Zwanzig Minuten Fußmarsch von hier, hoch in Richtung Bottrop Kirchhellen, liegt ein Reiterhof, dessen Koppeln kreuz und quer durch den Wald verstreut sind. Ich laufe gerne abends dort entlang, wenn die Sonne nicht mehr vom Himmel brennt, die Sonne lange Schatten wirft und der Staub im goldenen Licht tanzt. Auf einer Koppel stehen zwei braune Wallache. Wunderschöne Tiere mit langer, schwarzer Mähne, die ihnen bis zu den Augen reicht, was ihnen ein keckes Aussehen verleiht. Ich stoppe gerne dort am Zaun und beobachte die beiden Hübschen, wie sie langsam vorwärts gehen, die Köpfe am Boden, und friedlich grasen. Ab und an schauen sie hoch, als ob sie nachschauen wollten, ob der Mensch da am Zaun immer noch da ist und sie beobachtet. Sie sind neugierig. Ich rühre mich nicht, ich stehe einfach still am Zaun, die Arme auf der obersten Latte verschränkt. Bis sie vor mir stehen und neugierig an mir herumschnuppern. Der kleinere Wallach hat bald genug von mir und trollt sich. Doch der größere bleibt bei mir stehen und seine Nase kitzelt mich am Hals. Sanft puste ich ihm in die Nüstern und ich habe diesen warmen, satten Geruch nach Pferd in der Nase, der Erinnerungen an Zeiten wachruft, die schon lange vergangen sind. Der Wallach untersucht nun meine Hosentaschen, ob ich dort nicht doch etwas leckeres versteckt habe. Er schubst mich vorsichtig mit dem Kopf an, als ob er sagen wollte, daß ich doch nicht einfach ohne Leckerli auftauchen könne.

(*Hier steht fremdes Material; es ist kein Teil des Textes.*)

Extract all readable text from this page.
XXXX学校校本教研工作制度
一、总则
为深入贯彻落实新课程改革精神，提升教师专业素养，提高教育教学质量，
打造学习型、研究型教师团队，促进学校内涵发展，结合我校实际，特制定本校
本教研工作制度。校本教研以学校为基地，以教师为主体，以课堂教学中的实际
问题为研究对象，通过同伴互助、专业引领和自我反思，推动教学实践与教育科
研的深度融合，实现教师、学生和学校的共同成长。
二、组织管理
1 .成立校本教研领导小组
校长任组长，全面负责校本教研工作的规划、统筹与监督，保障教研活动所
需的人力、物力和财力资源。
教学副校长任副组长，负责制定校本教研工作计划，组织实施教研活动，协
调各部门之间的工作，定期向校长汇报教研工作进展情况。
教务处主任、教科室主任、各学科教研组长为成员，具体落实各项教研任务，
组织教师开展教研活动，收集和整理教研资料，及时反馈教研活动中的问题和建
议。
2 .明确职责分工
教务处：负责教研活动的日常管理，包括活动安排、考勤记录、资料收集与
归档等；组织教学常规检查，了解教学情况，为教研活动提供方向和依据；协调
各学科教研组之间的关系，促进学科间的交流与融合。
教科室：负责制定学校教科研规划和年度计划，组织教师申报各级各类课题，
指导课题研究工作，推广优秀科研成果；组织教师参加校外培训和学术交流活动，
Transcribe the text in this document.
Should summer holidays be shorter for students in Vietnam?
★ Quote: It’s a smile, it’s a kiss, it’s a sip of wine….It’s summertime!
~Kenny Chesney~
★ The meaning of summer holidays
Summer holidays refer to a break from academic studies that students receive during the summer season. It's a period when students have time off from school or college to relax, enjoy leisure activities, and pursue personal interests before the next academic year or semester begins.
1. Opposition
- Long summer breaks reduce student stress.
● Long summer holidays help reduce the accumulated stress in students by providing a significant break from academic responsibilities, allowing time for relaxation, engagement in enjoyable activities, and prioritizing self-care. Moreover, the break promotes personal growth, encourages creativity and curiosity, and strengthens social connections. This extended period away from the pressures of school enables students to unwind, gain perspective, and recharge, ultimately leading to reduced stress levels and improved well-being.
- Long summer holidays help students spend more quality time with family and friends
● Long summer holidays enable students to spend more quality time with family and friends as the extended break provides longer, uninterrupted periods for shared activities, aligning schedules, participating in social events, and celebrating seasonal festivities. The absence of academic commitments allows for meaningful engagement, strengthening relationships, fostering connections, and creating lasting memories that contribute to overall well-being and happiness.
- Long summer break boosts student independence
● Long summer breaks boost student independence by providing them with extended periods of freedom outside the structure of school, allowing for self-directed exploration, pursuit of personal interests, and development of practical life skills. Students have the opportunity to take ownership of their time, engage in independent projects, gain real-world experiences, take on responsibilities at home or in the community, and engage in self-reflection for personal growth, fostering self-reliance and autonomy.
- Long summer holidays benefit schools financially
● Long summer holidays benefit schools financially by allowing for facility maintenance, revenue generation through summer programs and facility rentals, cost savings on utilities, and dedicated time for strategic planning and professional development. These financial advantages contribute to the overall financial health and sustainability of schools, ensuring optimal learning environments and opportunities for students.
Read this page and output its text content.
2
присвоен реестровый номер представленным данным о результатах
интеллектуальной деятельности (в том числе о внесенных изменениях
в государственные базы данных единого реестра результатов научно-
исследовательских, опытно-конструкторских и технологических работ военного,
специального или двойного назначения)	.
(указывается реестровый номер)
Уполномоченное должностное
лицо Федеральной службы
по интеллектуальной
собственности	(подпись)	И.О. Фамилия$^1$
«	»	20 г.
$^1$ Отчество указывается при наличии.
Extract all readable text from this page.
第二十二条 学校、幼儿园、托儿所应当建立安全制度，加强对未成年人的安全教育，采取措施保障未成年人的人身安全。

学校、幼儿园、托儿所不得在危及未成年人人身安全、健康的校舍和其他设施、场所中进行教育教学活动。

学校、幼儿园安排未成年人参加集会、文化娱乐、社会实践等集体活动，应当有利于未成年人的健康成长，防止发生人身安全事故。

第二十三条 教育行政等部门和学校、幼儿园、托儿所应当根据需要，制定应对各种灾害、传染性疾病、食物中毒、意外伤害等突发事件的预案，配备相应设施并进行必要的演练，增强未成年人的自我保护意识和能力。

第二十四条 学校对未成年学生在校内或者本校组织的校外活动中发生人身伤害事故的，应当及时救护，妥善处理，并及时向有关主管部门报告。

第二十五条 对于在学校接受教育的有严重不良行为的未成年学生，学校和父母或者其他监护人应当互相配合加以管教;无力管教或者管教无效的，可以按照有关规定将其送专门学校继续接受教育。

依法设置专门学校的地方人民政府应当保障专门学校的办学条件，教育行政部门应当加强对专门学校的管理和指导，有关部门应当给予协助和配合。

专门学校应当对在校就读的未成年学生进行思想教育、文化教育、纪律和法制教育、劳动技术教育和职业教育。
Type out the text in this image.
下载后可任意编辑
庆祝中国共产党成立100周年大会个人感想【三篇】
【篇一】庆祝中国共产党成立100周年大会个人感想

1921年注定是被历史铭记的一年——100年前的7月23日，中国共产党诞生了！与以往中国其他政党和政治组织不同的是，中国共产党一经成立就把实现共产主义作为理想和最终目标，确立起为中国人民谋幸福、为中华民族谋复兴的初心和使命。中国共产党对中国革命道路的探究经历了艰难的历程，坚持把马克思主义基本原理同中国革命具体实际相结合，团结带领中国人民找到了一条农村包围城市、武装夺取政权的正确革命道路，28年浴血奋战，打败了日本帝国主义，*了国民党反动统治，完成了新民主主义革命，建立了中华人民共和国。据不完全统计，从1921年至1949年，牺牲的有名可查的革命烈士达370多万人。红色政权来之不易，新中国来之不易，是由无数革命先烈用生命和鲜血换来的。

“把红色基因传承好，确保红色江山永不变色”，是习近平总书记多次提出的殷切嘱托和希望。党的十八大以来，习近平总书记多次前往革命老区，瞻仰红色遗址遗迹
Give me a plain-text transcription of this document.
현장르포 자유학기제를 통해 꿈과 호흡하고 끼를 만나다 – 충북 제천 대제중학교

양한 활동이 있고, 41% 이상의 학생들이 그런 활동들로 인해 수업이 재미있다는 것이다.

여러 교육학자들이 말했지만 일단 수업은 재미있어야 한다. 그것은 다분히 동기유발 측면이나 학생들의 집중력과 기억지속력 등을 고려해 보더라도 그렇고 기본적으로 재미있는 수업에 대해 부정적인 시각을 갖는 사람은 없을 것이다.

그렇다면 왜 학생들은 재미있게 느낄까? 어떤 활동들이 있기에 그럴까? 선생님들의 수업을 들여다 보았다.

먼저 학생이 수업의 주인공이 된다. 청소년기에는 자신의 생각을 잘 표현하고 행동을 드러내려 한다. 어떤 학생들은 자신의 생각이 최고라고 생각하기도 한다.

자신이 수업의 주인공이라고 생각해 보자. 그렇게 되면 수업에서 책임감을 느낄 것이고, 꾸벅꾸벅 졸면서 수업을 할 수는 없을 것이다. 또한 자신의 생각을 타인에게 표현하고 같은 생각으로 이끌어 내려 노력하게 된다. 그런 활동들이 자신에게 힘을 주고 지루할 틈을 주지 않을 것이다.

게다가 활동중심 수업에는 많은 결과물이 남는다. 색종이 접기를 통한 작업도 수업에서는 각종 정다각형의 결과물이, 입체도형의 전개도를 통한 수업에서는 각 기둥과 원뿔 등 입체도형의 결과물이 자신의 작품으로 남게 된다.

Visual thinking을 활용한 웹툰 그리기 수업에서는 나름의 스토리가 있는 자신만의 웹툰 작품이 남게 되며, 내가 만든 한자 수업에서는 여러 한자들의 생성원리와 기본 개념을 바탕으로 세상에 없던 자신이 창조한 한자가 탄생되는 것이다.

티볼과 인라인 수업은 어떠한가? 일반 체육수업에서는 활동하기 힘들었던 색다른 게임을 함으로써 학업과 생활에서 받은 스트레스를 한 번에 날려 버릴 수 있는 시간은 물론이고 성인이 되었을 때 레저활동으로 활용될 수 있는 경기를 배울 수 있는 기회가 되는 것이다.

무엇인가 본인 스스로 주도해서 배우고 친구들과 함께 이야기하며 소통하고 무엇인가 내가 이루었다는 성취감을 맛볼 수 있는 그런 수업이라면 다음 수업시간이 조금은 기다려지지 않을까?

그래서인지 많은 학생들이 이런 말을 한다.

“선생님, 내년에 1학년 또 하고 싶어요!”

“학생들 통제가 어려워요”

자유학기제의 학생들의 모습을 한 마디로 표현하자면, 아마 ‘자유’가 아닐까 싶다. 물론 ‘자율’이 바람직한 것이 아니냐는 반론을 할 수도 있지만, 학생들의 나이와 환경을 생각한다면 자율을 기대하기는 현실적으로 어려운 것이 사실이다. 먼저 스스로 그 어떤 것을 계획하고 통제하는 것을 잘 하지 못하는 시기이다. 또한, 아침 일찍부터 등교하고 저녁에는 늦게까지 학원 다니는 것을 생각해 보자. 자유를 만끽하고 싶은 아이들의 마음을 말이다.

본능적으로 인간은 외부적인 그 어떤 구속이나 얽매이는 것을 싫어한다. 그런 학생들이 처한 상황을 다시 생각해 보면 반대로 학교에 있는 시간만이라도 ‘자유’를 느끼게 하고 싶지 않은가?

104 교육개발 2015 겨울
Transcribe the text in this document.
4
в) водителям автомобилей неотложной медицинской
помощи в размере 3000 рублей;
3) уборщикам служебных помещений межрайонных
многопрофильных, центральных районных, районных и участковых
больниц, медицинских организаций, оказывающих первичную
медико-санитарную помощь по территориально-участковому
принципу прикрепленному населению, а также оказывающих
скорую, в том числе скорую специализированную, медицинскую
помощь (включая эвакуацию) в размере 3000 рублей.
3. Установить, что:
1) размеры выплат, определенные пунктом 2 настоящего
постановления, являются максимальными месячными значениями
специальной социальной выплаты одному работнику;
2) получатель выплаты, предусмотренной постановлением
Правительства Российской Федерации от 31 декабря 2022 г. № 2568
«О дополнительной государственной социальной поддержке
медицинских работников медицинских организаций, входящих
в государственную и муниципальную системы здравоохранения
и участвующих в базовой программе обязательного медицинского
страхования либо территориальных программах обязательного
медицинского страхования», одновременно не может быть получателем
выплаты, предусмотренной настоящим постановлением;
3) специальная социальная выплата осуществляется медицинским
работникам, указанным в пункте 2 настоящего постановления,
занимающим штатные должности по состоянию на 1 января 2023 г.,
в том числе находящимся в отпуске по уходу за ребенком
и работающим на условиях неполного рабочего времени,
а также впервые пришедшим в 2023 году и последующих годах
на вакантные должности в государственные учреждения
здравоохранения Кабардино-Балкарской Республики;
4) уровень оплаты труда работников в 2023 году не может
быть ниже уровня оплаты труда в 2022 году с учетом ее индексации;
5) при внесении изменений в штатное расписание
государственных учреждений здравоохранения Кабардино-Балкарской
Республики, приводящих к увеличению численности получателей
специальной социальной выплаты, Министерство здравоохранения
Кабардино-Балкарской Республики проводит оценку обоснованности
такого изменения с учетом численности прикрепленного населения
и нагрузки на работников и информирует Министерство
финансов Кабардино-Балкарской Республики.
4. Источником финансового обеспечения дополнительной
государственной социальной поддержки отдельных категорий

Zu meinem Glück kommen keine Spaziergänger vorbei, ich muß einen ziemlich verrückten Anblick bieten, so wie ich da am Zaun gelehnt stehe, mit einem Pferd schmuse und ihm von seinen Artgenossen in der ungarischen Puszta erzähle. Plötzlich schnaubt der Wallach und trabt ein paar Schritte vom Zaun weg. "Was machst du da mit meinem Sundown?" fragt mich eine tiefe männliche Stimme mißtrauisch. "Wir haben uns unterhalten," gebe ich ungerührt zurück, ohne mich umzudrehen, als sei es das normalste der Welt, sich mit Pferden zu unterhalten und ihnen davon zu erzählen, was für ein Gefühl es ist, ohne Sattel im vollen Galopp über die ungarische Steppe zu preschen, das Donnern der Hufe im Ohr, den Staub, den vierzig Jährlinge nun einmal aufwirbeln, im Gesicht, die tiefstehende Sonne am Horizont, die alles in ein rotes Licht taucht und die Leichtigkeit, mit der sich das Pferd unter einem bewegt, zu fühlen. "Daß das ein bißchen verrückt klingt, ist dir aber schon klar, oder?" fragt mich der Mann, zu dem die Stimme gehört, und tritt neben mich an den Zaun. "Was heißt schon verrückt?" sage ich und drehe den Kopf, um den Neuankömmling anzusehen. Ich schätze ihn Mitte dreißig, unter seinen dunklen Haaren blitzen mich ein paar tiefblaue Augen neugierig an, er ist einen guten Kopf größer als ich, schlank und trägt verwaschene Jeans und ein schlichtes schwarzes T-Shirt. In der linken Hand hält er zwei Halfter. "Ich glaube, Sundown mag dich," der Unbekannte deutet auf den Wallach, der neugierig näher kommt. "Kommst du öfter hier her?" fragt er mich weiter aus, so ganz geheuer scheine ich ihm wohl nicht zu sein. "Manchmal. Ich beobachte die Pferde gerne," beantworte ich seine Frage. "Und redest mit ihnen," fügt er hinzu und lächelt mich an. "Magst du mir helfen, die beiden Racker einzufangen?" er hält mir ein dunkelblaues Halfter hin. "Sicher," ich nehme ihm das Halfter aus der Hand. "Aber sei ein bißchen vorsichtig, Sundown mag keine Halfter," erklärt er mir.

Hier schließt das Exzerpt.